Wednesday, April 29, 2020

Babylon the Great Mounts More Pressure on Iran

ERBIL, Kurdistan Region – The US is pressuring UN Security Council members to extend an arms embargo on Iran despite their withdrawal from the nuclear agreement in 2018.
The embargo, introduced in 2015 as part of the Joint Comprehensive Plan of Action (JCPOA), is set to expire in October.
The US has drafted and shared a resolution with Britain, France, and Germany that would extend the embargo,  Reuters has reported. However, they are yet to share it with the other 11 council members, diplomats told the news agency on condition of anonymity.
“It will be dead on arrival,” said an anonymous Security Council diplomat to Reuters.
The US has been largely isolated in Security Council sessions on the Iran nuclear deal since their withdrawal in May 2018. Diplomats speaking to Reuters say it is unlikely to get support from Russia and China, both permanent members of the council with veto power.
The New York Times reported over the weekend that US Secretary of State Mike Pompeo was preparing legal arguments that the US remains a participant in the nuclear accords that the country withdrew from in May 2018.
The landmark 2015 nuclear deal was signed between Iran on the one side and the US, Russia, Germany, France, UK and China on the other. The deal was designed to curb Tehran’s nuclear ambitions in return for sanctions relief.
However, the deal began to unravel in May 2018 when US President Donald Trump pulled his country out of the deal unilaterally, arguing the agreement did not guarantee Iran would not obtain nuclear weapons and that Iran was destabilizing the Middle East through armed proxy groups across the region.
The insistence on US participation in the deal  aims to reactivate the entire set of sanctions placed on Iran before the accord was ratified.

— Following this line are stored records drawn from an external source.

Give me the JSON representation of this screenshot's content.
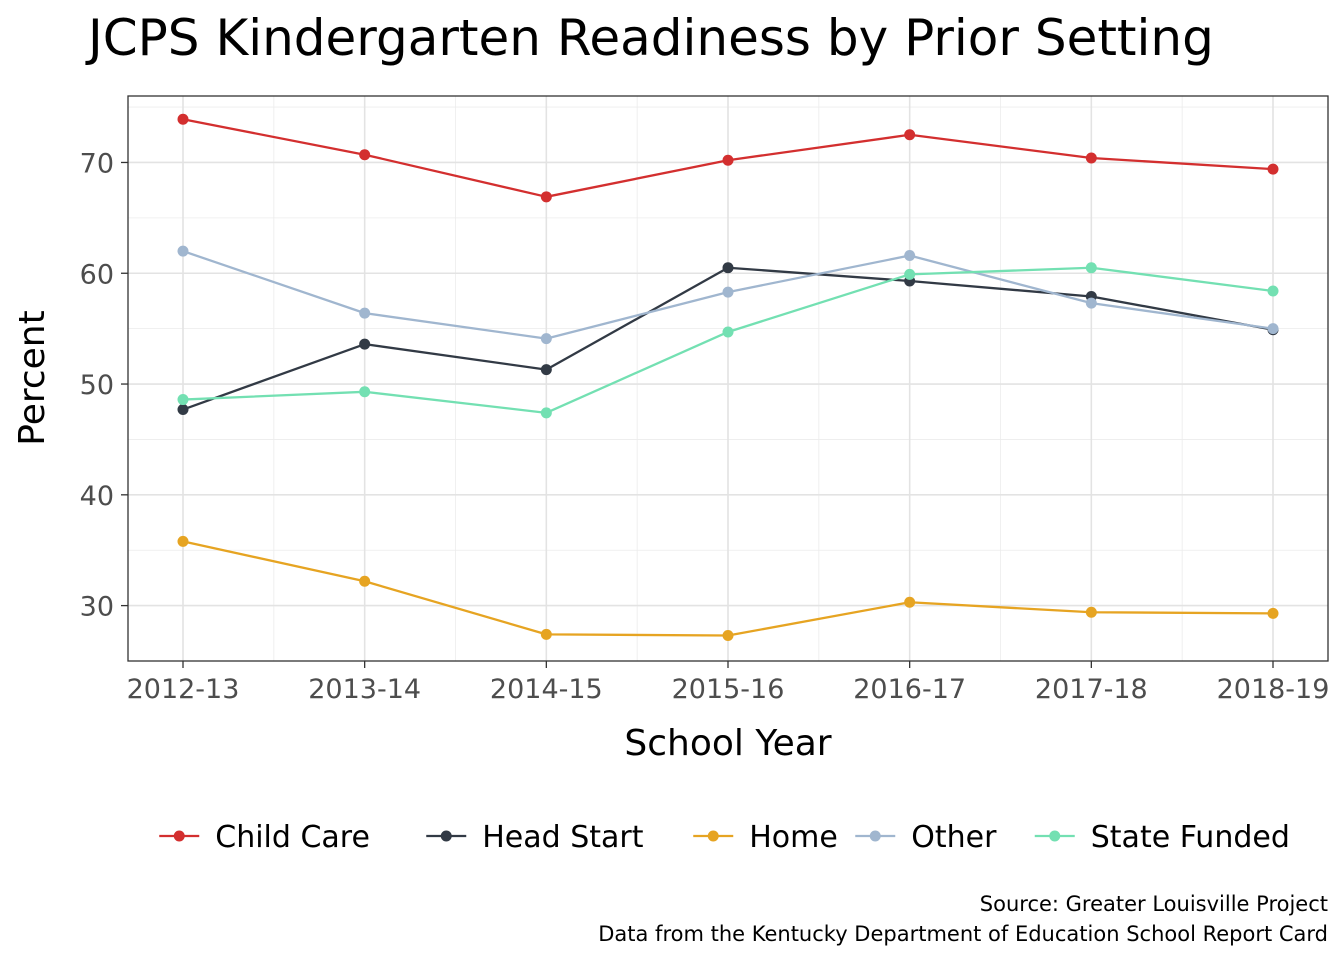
{
  "chart_data": {
    "type": "line",
    "title": "JCPS Kindergarten Readiness by Prior Setting",
    "xlabel": "School Year",
    "ylabel": "Percent",
    "categories": [
      "2012-13",
      "2013-14",
      "2014-15",
      "2015-16",
      "2016-17",
      "2017-18",
      "2018-19"
    ],
    "ylim": [
      25,
      76
    ],
    "yticks": [
      30,
      40,
      50,
      60,
      70
    ],
    "grid": true,
    "legend_position": "bottom",
    "series": [
      {
        "name": "Child Care",
        "color": "#d32f2f",
        "values": [
          73.9,
          70.7,
          66.9,
          70.2,
          72.5,
          70.4,
          69.4
        ]
      },
      {
        "name": "Head Start",
        "color": "#323a45",
        "values": [
          47.7,
          53.6,
          51.3,
          60.5,
          59.3,
          57.9,
          54.9
        ]
      },
      {
        "name": "Home",
        "color": "#e6a422",
        "values": [
          35.8,
          32.2,
          27.4,
          27.3,
          30.3,
          29.4,
          29.3
        ]
      },
      {
        "name": "Other",
        "color": "#a0b6cf",
        "values": [
          62.0,
          56.4,
          54.1,
          58.3,
          61.6,
          57.3,
          55.0
        ]
      },
      {
        "name": "State Funded",
        "color": "#73e0b2",
        "values": [
          48.6,
          49.3,
          47.4,
          54.7,
          59.9,
          60.5,
          58.4
        ]
      }
    ],
    "caption": [
      "Source: Greater Louisville Project",
      "Data from the Kentucky Department of Education School Report Card"
    ]
  }
}
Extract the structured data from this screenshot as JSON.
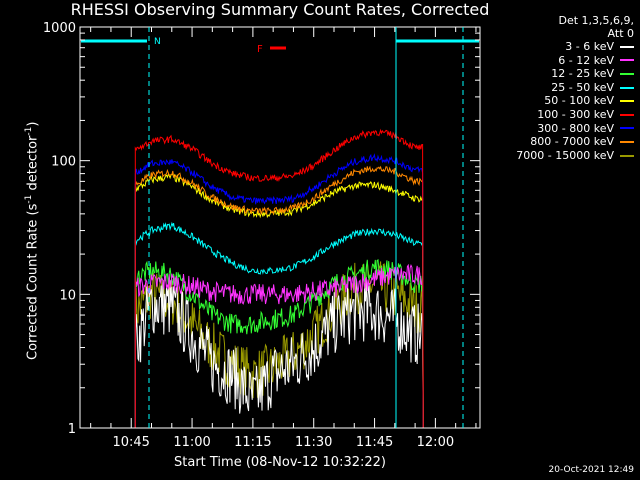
{
  "title": "RHESSI Observing Summary Count Rates, Corrected",
  "ylabel_main": "Corrected Count Rate (s",
  "ylabel_sup1": "-1",
  "ylabel_mid": " detector",
  "ylabel_sup2": "-1",
  "ylabel_end": ")",
  "xlabel": "Start Time (08-Nov-12 10:32:22)",
  "timestamp": "20-Oct-2021 12:49",
  "legend_header": [
    "Det 1,3,5,6,9,",
    "Att 0"
  ],
  "flags": {
    "n_label": "N",
    "f_label": "F"
  },
  "chart_data": {
    "type": "line",
    "y_scale": "log",
    "ylim": [
      1,
      1000
    ],
    "y_ticks": [
      1,
      10,
      100,
      1000
    ],
    "y_tick_labels": [
      "1",
      "10",
      "100",
      "1000"
    ],
    "x_ticks": [
      "10:45",
      "11:00",
      "11:15",
      "11:30",
      "11:45",
      "12:00"
    ],
    "grid": false,
    "legend_position": "right",
    "series": [
      {
        "name": "3 - 6 keV",
        "color": "#ffffff",
        "x": [
          "10:45",
          "10:50",
          "10:55",
          "11:00",
          "11:05",
          "11:10",
          "11:15",
          "11:20",
          "11:25",
          "11:30",
          "11:35",
          "11:40",
          "11:45",
          "11:50",
          "11:55"
        ],
        "values": [
          3.5,
          8.5,
          8,
          5,
          3,
          2.5,
          1.6,
          2.5,
          3,
          4,
          6,
          7.5,
          7.5,
          6.5,
          5
        ]
      },
      {
        "name": "6 - 12 keV",
        "color": "#ff33ff",
        "x": [
          "10:45",
          "10:50",
          "10:55",
          "11:00",
          "11:05",
          "11:10",
          "11:15",
          "11:20",
          "11:25",
          "11:30",
          "11:35",
          "11:40",
          "11:45",
          "11:50",
          "11:55"
        ],
        "values": [
          11,
          12,
          12.5,
          11.5,
          10.5,
          10,
          10,
          10,
          10,
          10.5,
          11,
          12,
          13,
          14,
          14
        ]
      },
      {
        "name": "12 - 25 keV",
        "color": "#33ff33",
        "x": [
          "10:45",
          "10:50",
          "10:55",
          "11:00",
          "11:05",
          "11:10",
          "11:15",
          "11:20",
          "11:25",
          "11:30",
          "11:35",
          "11:40",
          "11:45",
          "11:50",
          "11:55"
        ],
        "values": [
          13,
          15,
          14,
          10,
          7,
          6,
          6,
          6.5,
          7,
          9,
          12,
          14,
          16,
          15,
          12
        ]
      },
      {
        "name": "25 - 50 keV",
        "color": "#00ffff",
        "x": [
          "10:45",
          "10:50",
          "10:55",
          "11:00",
          "11:05",
          "11:10",
          "11:15",
          "11:20",
          "11:25",
          "11:30",
          "11:35",
          "11:40",
          "11:45",
          "11:50",
          "11:55"
        ],
        "values": [
          24,
          30,
          33,
          27,
          21,
          17,
          15,
          15,
          16,
          19,
          24,
          28,
          30,
          28,
          24
        ]
      },
      {
        "name": "50 - 100 keV",
        "color": "#ffff00",
        "x": [
          "10:45",
          "10:50",
          "10:55",
          "11:00",
          "11:05",
          "11:10",
          "11:15",
          "11:20",
          "11:25",
          "11:30",
          "11:35",
          "11:40",
          "11:45",
          "11:50",
          "11:55"
        ],
        "values": [
          58,
          72,
          76,
          64,
          50,
          43,
          40,
          40,
          42,
          48,
          58,
          65,
          66,
          60,
          52
        ]
      },
      {
        "name": "100 - 300 keV",
        "color": "#ff0000",
        "x": [
          "10:45",
          "10:50",
          "10:55",
          "11:00",
          "11:05",
          "11:10",
          "11:15",
          "11:20",
          "11:25",
          "11:30",
          "11:35",
          "11:40",
          "11:45",
          "11:50",
          "11:55"
        ],
        "values": [
          115,
          140,
          145,
          123,
          95,
          80,
          74,
          74,
          77,
          92,
          120,
          150,
          165,
          155,
          125
        ]
      },
      {
        "name": "300 - 800 keV",
        "color": "#0000ff",
        "x": [
          "10:45",
          "10:50",
          "10:55",
          "11:00",
          "11:05",
          "11:10",
          "11:15",
          "11:20",
          "11:25",
          "11:30",
          "11:35",
          "11:40",
          "11:45",
          "11:50",
          "11:55"
        ],
        "values": [
          78,
          95,
          98,
          82,
          63,
          53,
          50,
          50,
          52,
          62,
          80,
          98,
          106,
          100,
          85
        ]
      },
      {
        "name": "800 - 7000 keV",
        "color": "#ff8800",
        "x": [
          "10:45",
          "10:50",
          "10:55",
          "11:00",
          "11:05",
          "11:10",
          "11:15",
          "11:20",
          "11:25",
          "11:30",
          "11:35",
          "11:40",
          "11:45",
          "11:50",
          "11:55"
        ],
        "values": [
          63,
          78,
          82,
          68,
          53,
          45,
          42,
          42,
          44,
          52,
          67,
          82,
          88,
          83,
          70
        ]
      },
      {
        "name": "7000 - 15000 keV",
        "color": "#999900",
        "x": [
          "10:45",
          "10:50",
          "10:55",
          "11:00",
          "11:05",
          "11:10",
          "11:15",
          "11:20",
          "11:25",
          "11:30",
          "11:35",
          "11:40",
          "11:45",
          "11:50",
          "11:55"
        ],
        "values": [
          7,
          10,
          9,
          6,
          4,
          3,
          2.5,
          2.8,
          3.5,
          5,
          8,
          11,
          12,
          10,
          8
        ]
      }
    ]
  }
}
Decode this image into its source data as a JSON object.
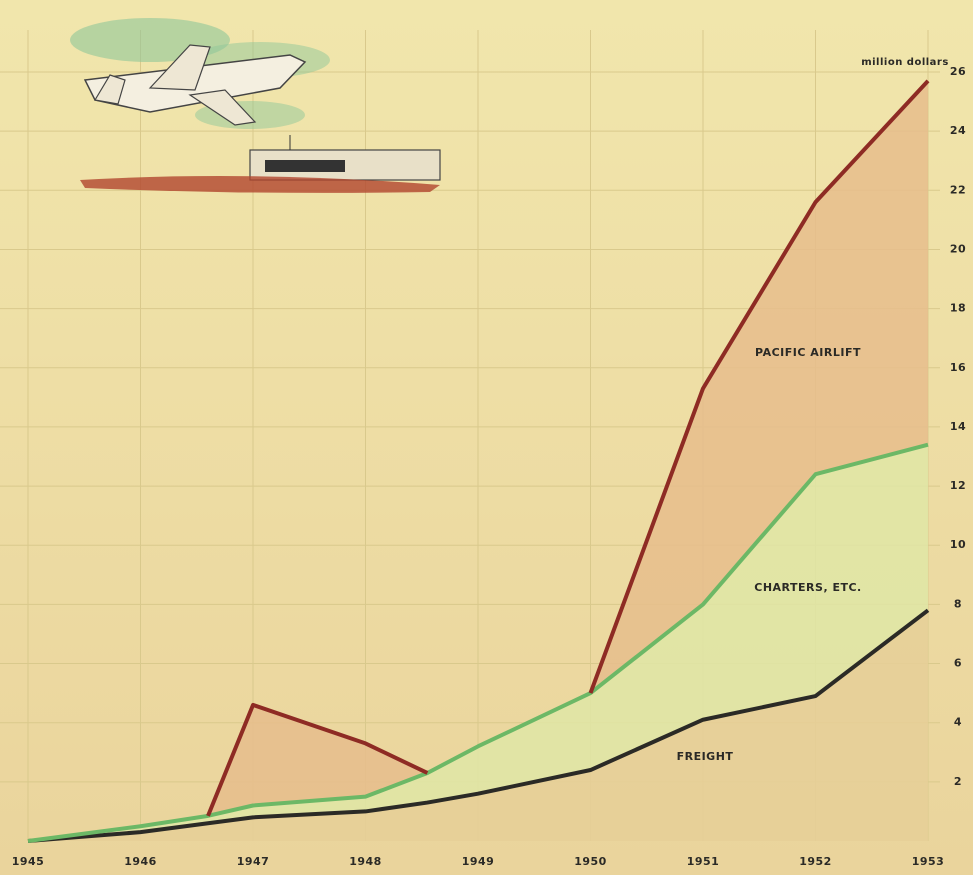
{
  "chart_data": {
    "type": "stacked-area",
    "y_label": "million dollars",
    "x": [
      1945,
      1946,
      1946.6,
      1947,
      1948,
      1948.55,
      1949,
      1950,
      1951,
      1952,
      1953
    ],
    "series": [
      {
        "name": "FREIGHT",
        "color": "#2b2a26",
        "fill": "#e6cf98",
        "values": [
          0,
          0.3,
          0.6,
          0.8,
          1.0,
          1.3,
          1.6,
          2.4,
          4.1,
          4.9,
          7.8
        ]
      },
      {
        "name": "CHARTERS, ETC.",
        "color": "#6cb866",
        "fill": "#dfe6a6",
        "values": [
          0,
          0.2,
          0.25,
          0.4,
          0.5,
          1.0,
          1.6,
          2.6,
          3.9,
          7.5,
          5.6
        ]
      },
      {
        "name": "PACIFIC AIRLIFT",
        "color": "#8e2b24",
        "fill": "#e6bd8c",
        "values": [
          null,
          null,
          0,
          3.4,
          1.8,
          0,
          null,
          0,
          7.3,
          9.2,
          12.3
        ]
      }
    ],
    "xlim": [
      1945,
      1953
    ],
    "ylim": [
      0,
      26
    ],
    "xticks": [
      1945,
      1946,
      1947,
      1948,
      1949,
      1950,
      1951,
      1952,
      1953
    ],
    "yticks": [
      2,
      4,
      6,
      8,
      10,
      12,
      14,
      16,
      18,
      20,
      22,
      24,
      26
    ],
    "grid": true
  }
}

US officials have argued that this procedural “snapback” is possible due to the United States being listed as a deal participant in the UN resolution that sealed the accord.
The US will activate this legal argument should the arms embargo draft resolution not go through, according to New York Times sources.
Legal opinions on whether the US can argue their continued participation in the accord are split, according to the diplomats speaking to Reuters.
The Russian mission to the UN has already expressed skepticism of this legal argument.
“The country which officially ceased its participation in the #IranDeal can not remain its participant by definition,” Russian diplomat Mikhail Ulyanov tweeted on Monday.
A European official, speaking to Reuters on the condition of anonymity, argued that pulling off such a manoeuvre would be incredibly difficult.
“It’s going to be messy from a Security Council standpoint because, regardless of what (Britain, Germany and France) think, Russia and China are not going to sign up to that legal interpretation,” claimed the official.
Iran’s Foreign Minister Mohammad Javad Zarif took to Twitter to criticize the US’ planned legal argument, armed with screenshots to prove the US did in fact withdraw from the deal.
Although most powers oppose the US sanctions on Iran, the global financial dominance of the US dollar has meant the deal’s European, Russian and Chinese signatories have been able to do little to alleviate pressure on Iran’s economy from Washington’s crushing sanctions.
In response to the sanctions, Iran has begun a gradual abandonment of its commitments to the nuclear deal – moves that Iran has argued are reversible if sanctions relief is provided.
Tehran announced in January that it would no longer comply with restrictions on nuclear enrichment, the latest move in undermining the landmark deal.
Tensions between Tehran and Washington have spiked following the US drone strike in Iraq that killed Iranian general Qasem Soleimani and Iran’s retaliatory fire of ballistic missiles at US bases in January.
Washington has blamed the attacks on Iran-aligned elements of the Popular Mobilization Forces (PMF,or Hashd al-Shaabi in Arabic) , a military network formally integrated into Iraq’s security forces.
A tense exchange between US naval vessels and speedboats from the Iranian Revolutionary Guards on April 15 has set off a new set of threats between the  leaders of the two countries.
Most recently, Iran says it has launched its first satellite into orbit, a move the US has said strengthens Iran’s ballistic missile capabilities.